Ma sempre in Italia possiamo trovare altre tracce per la nostra indagine: nell’antica Roma si usava praticare l’harpastum, un gioco decisamente duro, probabilmente un misto tra un primordiale rugby e il calcio, giocato soprattutto dai legionari quando si spostavano nelle terre conquistate dall’Impero. C’è chi sostiene addirittura che siano stati i legionari di Cesare a portare per la prima volta nei territori britannici la disciplina
che avrebbe poi ispirato la nascita del Football. Potrebbero essere dunque Amadei, Falcao e Totti a spuntarla nell’annosa disputa.
Il calcio ha sangue italiano? Macchè, la storia antica è piena zeppa di esempi di giochi che prevedevano la
contrapposizione di due schieramenti i quali si contendevano una sfera attraverso l'uso dei piedi. L’harpastum, con ogni probabilità progenitore del calcio fiorentino, pare sia stato mutuato da una disciplina nata nella Grecia Antica con il nome di "Episciro", mai inserita nelle manifestazioni olimpiche.
Ma le prime tracce sembrano risalire addirittura all'XI secolo a.C., periodo nel quale in Cina si praticava il Tsu-chu, il cui nome letteralmente significa "colpendo col piede (tsu) una palla di pelle imbottita in vario modo (chu)". I campioni di questo sport dovevano infilare in un buco sostenuto da due canne di bambù un pallone ripieno di piume e capelli femminili, il tutto utilizzando esclusivamente i piedi.
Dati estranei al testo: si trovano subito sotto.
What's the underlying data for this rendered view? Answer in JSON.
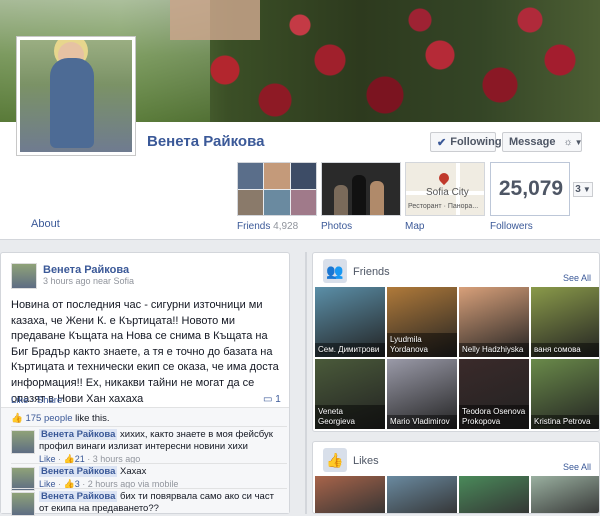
{
  "profile": {
    "name": "Венета Райкова",
    "following_label": "Following",
    "message_label": "Message",
    "gear_label": "☼",
    "about_label": "About"
  },
  "tabs": {
    "friends_label": "Friends",
    "friends_count": "4,928",
    "photos_label": "Photos",
    "map_label": "Map",
    "map_city": "Sofia City",
    "map_restaurant": "Ресторант · Панора...",
    "followers_label": "Followers",
    "followers_count": "25,079",
    "dropdown_label": "3"
  },
  "post": {
    "author": "Венета Райкова",
    "meta": "3 hours ago near Sofia",
    "text": "Новина от последния час - сигурни източници ми казаха, че Жени К. е Къртицата!! Новото ми предаване Къщата на Нова се снима в Къщата на Биг Брадър както знаете, а тя е точно до базата на Къртицата и технически екип се оказа, че има доста информация!! Ех, никакви тайни не могат да се опазят в Нови Хан хахаха",
    "like_label": "Like",
    "share_label": "Share",
    "comment_count": "1",
    "likes_link": "175 people",
    "likes_text": "like this.",
    "comments": [
      {
        "author": "Венета Райкова",
        "text": "хихих, както знаете в моя фейсбук профил винаги излизат интересни новини хихи",
        "like": "Like",
        "likes": "21",
        "time": "3 hours ago",
        "via": ""
      },
      {
        "author": "Венета Райкова",
        "text": "Хахах",
        "like": "Like",
        "likes": "3",
        "time": "2 hours ago",
        "via": "via mobile"
      },
      {
        "author": "Венета Райкова",
        "text": "бих ти повярвала само ако си част от екипа на предаването??",
        "like": "",
        "likes": "",
        "time": "",
        "via": ""
      }
    ]
  },
  "friends_box": {
    "title": "Friends",
    "see_all": "See All",
    "items": [
      {
        "name": "Сем. Димитрови",
        "color": "#5b8fa8"
      },
      {
        "name": "Lyudmila Yordanova",
        "color": "#b07a3a"
      },
      {
        "name": "Nelly Hadzhiyska",
        "color": "#d8a07a"
      },
      {
        "name": "ваня сомова",
        "color": "#8a9a4a"
      },
      {
        "name": "Veneta Georgieva",
        "color": "#4a5a3a"
      },
      {
        "name": "Mario Vladimirov",
        "color": "#9a9aa8"
      },
      {
        "name": "Teodora Osenova Prokopova",
        "color": "#3a2a2a"
      },
      {
        "name": "Kristina Petrova",
        "color": "#6a8a4a"
      }
    ]
  },
  "likes_box": {
    "title": "Likes",
    "see_all": "See All",
    "colors": [
      "#a8644a",
      "#6a8aa0",
      "#4a8a5a",
      "#9ab0a0"
    ]
  }
}
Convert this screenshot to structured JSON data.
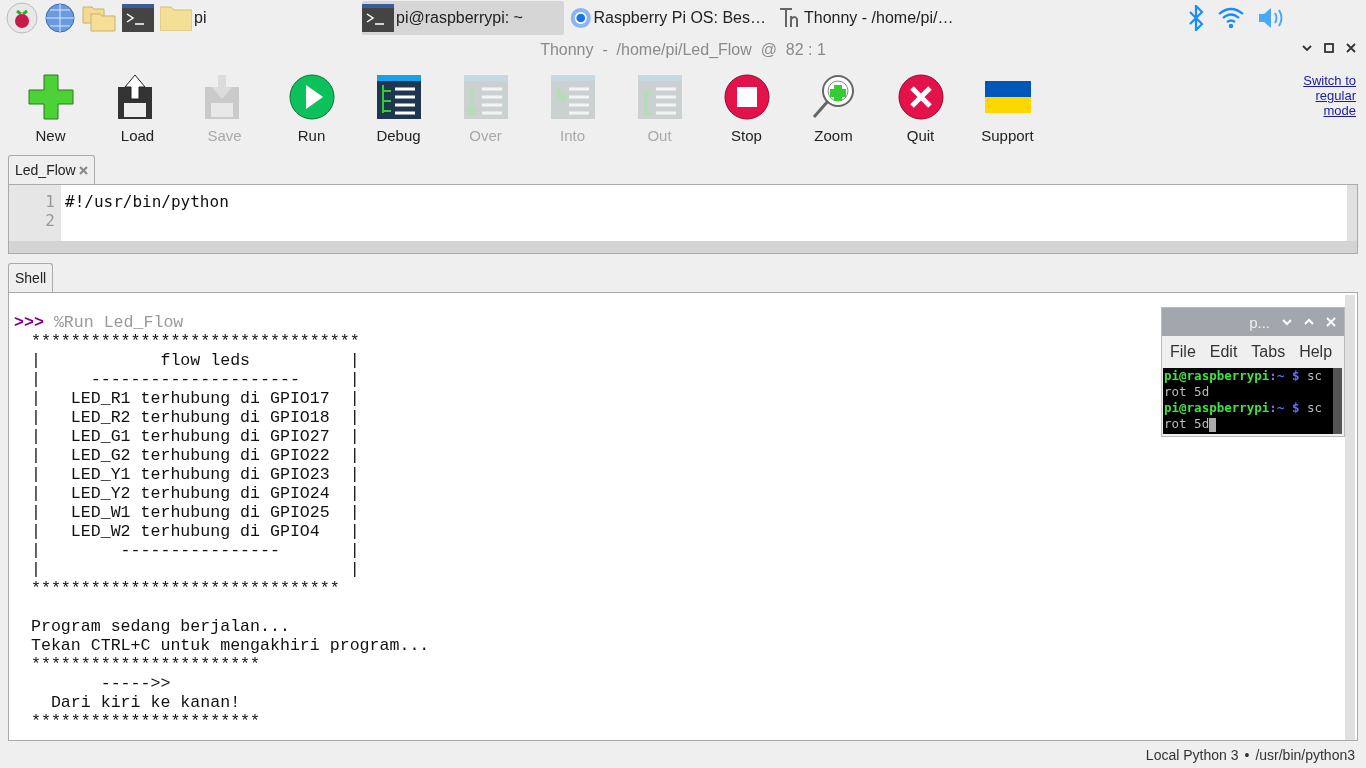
{
  "taskbar": {
    "launchers": [
      {
        "kind": "menu"
      },
      {
        "kind": "browser"
      },
      {
        "kind": "files"
      },
      {
        "kind": "terminal"
      }
    ],
    "windows": [
      {
        "kind": "folder",
        "label": "pi",
        "selected": false
      },
      {
        "kind": "terminal",
        "label": "pi@raspberrypi: ~",
        "selected": true
      },
      {
        "kind": "browser",
        "label": "Raspberry Pi OS: Bes…",
        "selected": false
      },
      {
        "kind": "thonny",
        "label": "Thonny  -  /home/pi/…",
        "selected": false
      }
    ],
    "tray": [
      {
        "kind": "bluetooth"
      },
      {
        "kind": "wifi"
      },
      {
        "kind": "volume"
      }
    ]
  },
  "window": {
    "title": "Thonny  -  /home/pi/Led_Flow  @  82 : 1"
  },
  "toolbar": [
    {
      "kind": "new",
      "label": "New",
      "disabled": false
    },
    {
      "kind": "load",
      "label": "Load",
      "disabled": false
    },
    {
      "kind": "save",
      "label": "Save",
      "disabled": true
    },
    {
      "kind": "run",
      "label": "Run",
      "disabled": false
    },
    {
      "kind": "debug",
      "label": "Debug",
      "disabled": false
    },
    {
      "kind": "over",
      "label": "Over",
      "disabled": true
    },
    {
      "kind": "into",
      "label": "Into",
      "disabled": true
    },
    {
      "kind": "out",
      "label": "Out",
      "disabled": true
    },
    {
      "kind": "stop",
      "label": "Stop",
      "disabled": false
    },
    {
      "kind": "zoom",
      "label": "Zoom",
      "disabled": false
    },
    {
      "kind": "quit",
      "label": "Quit",
      "disabled": false
    },
    {
      "kind": "support",
      "label": "Support",
      "disabled": false
    }
  ],
  "mode_link": "Switch to regular mode",
  "editor": {
    "tabs": [
      {
        "label": "Led_Flow",
        "selected": true
      }
    ],
    "lines": [
      {
        "number": "1",
        "code": "#!/usr/bin/python"
      },
      {
        "number": "2"
      }
    ]
  },
  "shell": {
    "tab": "Shell",
    "prompt": ">>>",
    "command": "%Run Led_Flow",
    "output": [
      [
        "*********************************",
        "|            flow leds          |",
        "|     ---------------------     |",
        "|   LED_R1 terhubung di GPIO17  |",
        "|   LED_R2 terhubung di GPIO18  |",
        "|   LED_G1 terhubung di GPIO27  |",
        "|   LED_G2 terhubung di GPIO22  |",
        "|   LED_Y1 terhubung di GPIO23  |",
        "|   LED_Y2 terhubung di GPIO24  |",
        "|   LED_W1 terhubung di GPIO25  |",
        "|   LED_W2 terhubung di GPIO4   |",
        "|        ----------------       |",
        "|                               |",
        "*******************************"
      ],
      [
        "Program sedang berjalan...",
        "Tekan CTRL+C untuk mengakhiri program...",
        "***********************",
        "       ----->>",
        "  Dari kiri ke kanan!",
        "***********************"
      ]
    ]
  },
  "terminal": {
    "title": "p...",
    "menus": [
      "File",
      "Edit",
      "Tabs",
      "Help"
    ],
    "lines": [
      {
        "kind": "prompt",
        "user": "pi@raspberrypi",
        "path": ":~",
        "symbol": "$",
        "command": "sc"
      },
      {
        "kind": "output",
        "text": "rot 5d"
      },
      {
        "kind": "prompt",
        "user": "pi@raspberrypi",
        "path": ":~",
        "symbol": "$",
        "command": "sc"
      },
      {
        "kind": "output",
        "text": "rot 5d"
      }
    ]
  },
  "status_bar": {
    "interpreter": "Local Python 3",
    "separator": "•",
    "path": "/usr/bin/python3"
  }
}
Le affinità con il calcio di oggi sono evidenti. Ma, nello stesso periodo, i cugini asiatici del Giappone praticavano il kemari,
nel quale due formazioni da otto uomini si affrontavano con l'obiettivo di spedire una palla, ovviamente per mezzo di calci, in uno spazio delimitato da alberi. Grazie all'aggiunta di questa porta naturale, il gioco giapponese appare il più antico e credibile antenato del calcio moderno.
Anglosassoni, toscani, romani e greci si rassegnino, la storia sembra condurci ad un'inverosimile realtà: la nobiltà pallonara è oggi rappresentata dai vari Nakamura, Morimoto e Nagatomo.